"Because of----" She could not yet bring herself to mention his mother. "Because of your career."
"My career!" He laughed, holding her in his arms. "As if my career had anything to do with it. I'm only a poor devil of a barrister, living on the charitable briefs of Jimmy Wilberforce. It's you, your reputation that counts, not mine."
"I can't let my love bring you harm." She withdrew from him--her eyes still suffused with happiness; her lips still quivering from his caress.
"Never mind me. It's you we have to consider. In law you're--you're still your husband's. Unless he lets you divorce him."
"He'd never do that."
"Why not? It's lawful. It's done every day."
"Even if he would--I couldn't. It wouldn't be playing the game."

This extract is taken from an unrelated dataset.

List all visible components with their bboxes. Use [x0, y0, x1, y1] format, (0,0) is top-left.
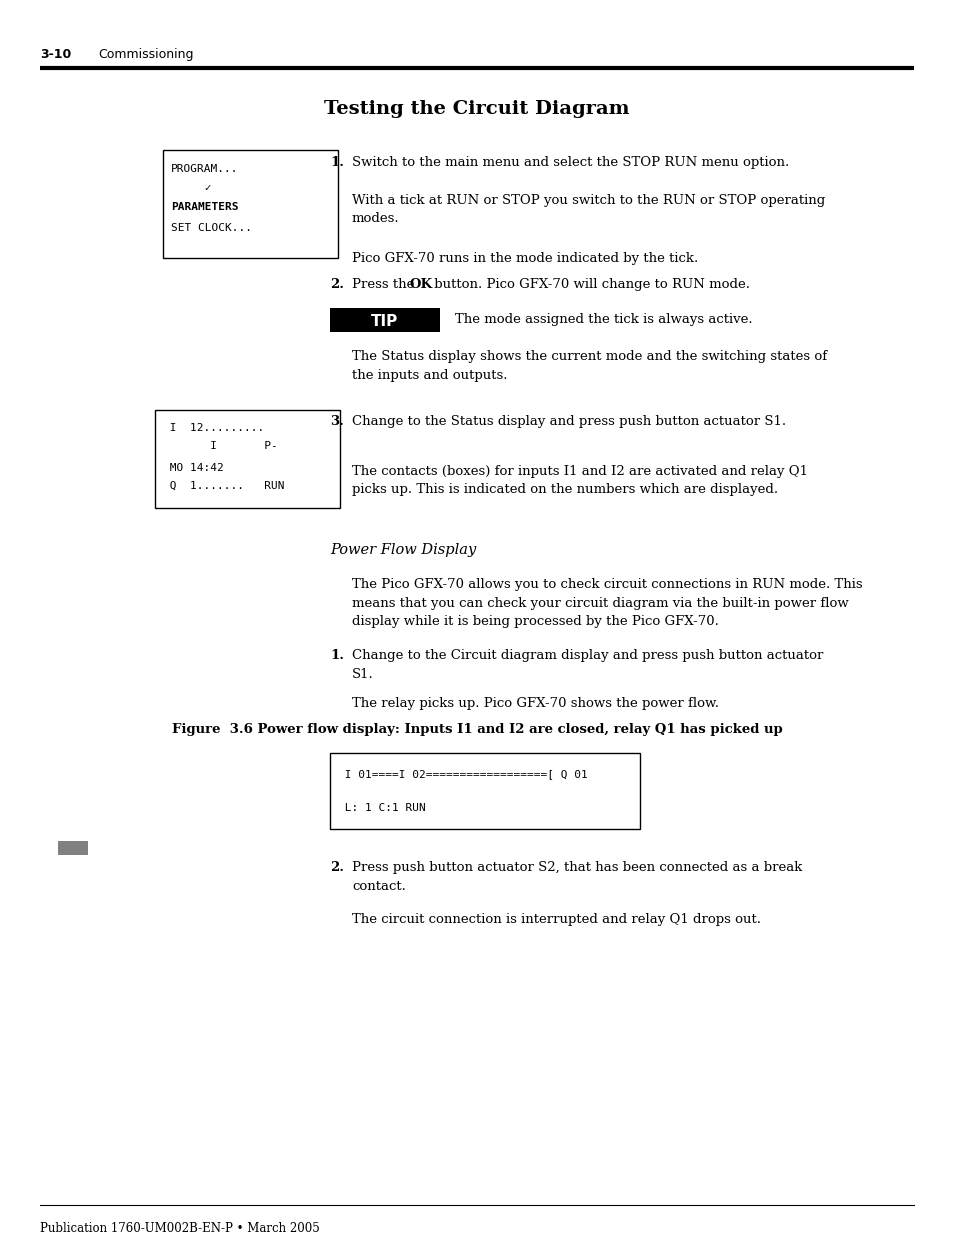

"Aliette"--stubbornly, Ronnie rose to his feet,--"I--I want you so much that nothing else seems to matter. But I can't--I won't ask you to--to do the other thing. You talk about playing the game. What's the alternative? If you divorce your--your husband, he won't suffer. Nobody cares what a man does. But the other thing--the other thing's all wrong----"
His words chilled her to fear. But she knew that she must master fear--even as he had mastered passion.
"Are you--are you so sure?" said Aliette. "Can love, real love, ever be wrong?"